Can you fit the pink square into the brown envelope?

Here’s a quick puzzle for you – this square is too wide for its envelope. Can you find a way to make it fit?

You will need

  • Two equal squares of paper
  • Sticky tape

Preparation

  1. Fold one of the squares in half to make a rectangle.
  2. Someone is putting sticky tape on a square folded in half.Put a piece of sticky tape around one short edge of the rectangle, and a second piece around the other, sealing the ends shut. You should have a pouch or envelope, with one open side.
  3. Someone is folding a square of paper.For the second square, mark the midpoints of each side.
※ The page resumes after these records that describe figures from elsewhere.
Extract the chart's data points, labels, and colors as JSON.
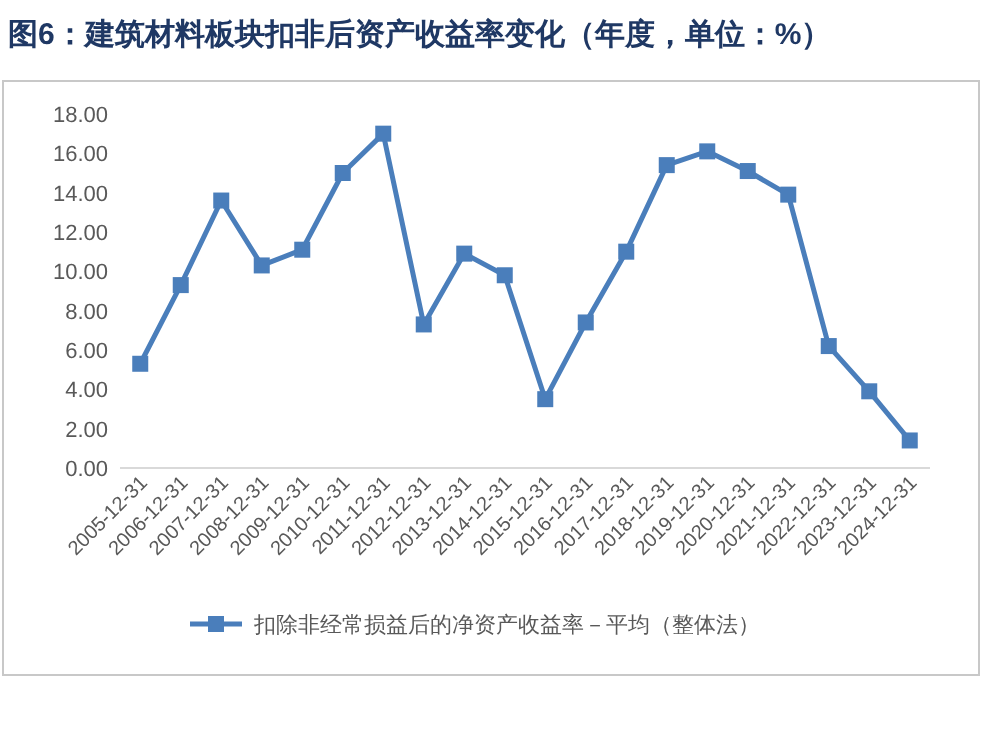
{
  "chart_data": {
    "type": "line",
    "title": "图6：建筑材料板块扣非后资产收益率变化（年度，单位：%）",
    "categories": [
      "2005-12-31",
      "2006-12-31",
      "2007-12-31",
      "2008-12-31",
      "2009-12-31",
      "2010-12-31",
      "2011-12-31",
      "2012-12-31",
      "2013-12-31",
      "2014-12-31",
      "2015-12-31",
      "2016-12-31",
      "2017-12-31",
      "2018-12-31",
      "2019-12-31",
      "2020-12-31",
      "2021-12-31",
      "2022-12-31",
      "2023-12-31",
      "2024-12-31"
    ],
    "series": [
      {
        "name": "扣除非经常损益后的净资产收益率－平均（整体法）",
        "color": "#4a7ebb",
        "values": [
          5.3,
          9.3,
          13.6,
          10.3,
          11.1,
          15.0,
          17.0,
          7.3,
          10.9,
          9.8,
          3.5,
          7.4,
          11.0,
          15.4,
          16.1,
          15.1,
          13.9,
          6.2,
          3.9,
          1.4
        ]
      }
    ],
    "ylim": [
      0,
      18
    ],
    "yticks": [
      {
        "value": 0,
        "label": "0.00"
      },
      {
        "value": 2,
        "label": "2.00"
      },
      {
        "value": 4,
        "label": "4.00"
      },
      {
        "value": 6,
        "label": "6.00"
      },
      {
        "value": 8,
        "label": "8.00"
      },
      {
        "value": 10,
        "label": "10.00"
      },
      {
        "value": 12,
        "label": "12.00"
      },
      {
        "value": 14,
        "label": "14.00"
      },
      {
        "value": 16,
        "label": "16.00"
      },
      {
        "value": 18,
        "label": "18.00"
      }
    ],
    "grid": false,
    "legend": "bottom",
    "marker": "square",
    "line_style": "solid"
  }
}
Then fold each corner of the square into the middle, making sure the crease runs from midpoint to midpoint.
  4. You will end up with a square that doesn’t fit neatly in the envelope.

Challenge

  1. The aim of this activity is to put the square fully inside the envelope, with no part peaking outside.
  2. You can bend the square but you can’t crease it, and when you’re finished it has to lie flat.
  3. You can’t break the sticky tape on the envelope.

click here for a hint
click here to see the solution

What’s happening?

This puzzle is a bit hard to explain in writing, but once you have solved it and know the answer, it’s really fun to try with your friends!

The main trick is realising that the square has to stay the same size and shape. If the square can’t change, then the envelope has to! (If you haven’t found the solution, this hint might help.)

The answer to the puzzle indirectly proves the rectangular envelope and the square you put inside it have the same area. If the short side of the rectangle is one inch long, the long side is two inches, giving it an area of two square inches. The square has sides that are about 1.41 inches long, and multiplying 1.41… by 1.41… gives an area of two square inches. The number 1.41… has another name – it’s the square root of two.

The square root of two is a number that pops up all the time. If you imagine shrinking a sheet of A4 paper down so the short side is one centimetre long, the longer side would be exactly the square root of two centimetres long!

Fast fact

In the early 14th century an inch was defined as “three grains of barley, dry and round, placed end to end lengthwise”! These days, the inch is actually based on the metric system. One inch is exactly 2.54 centimetres long!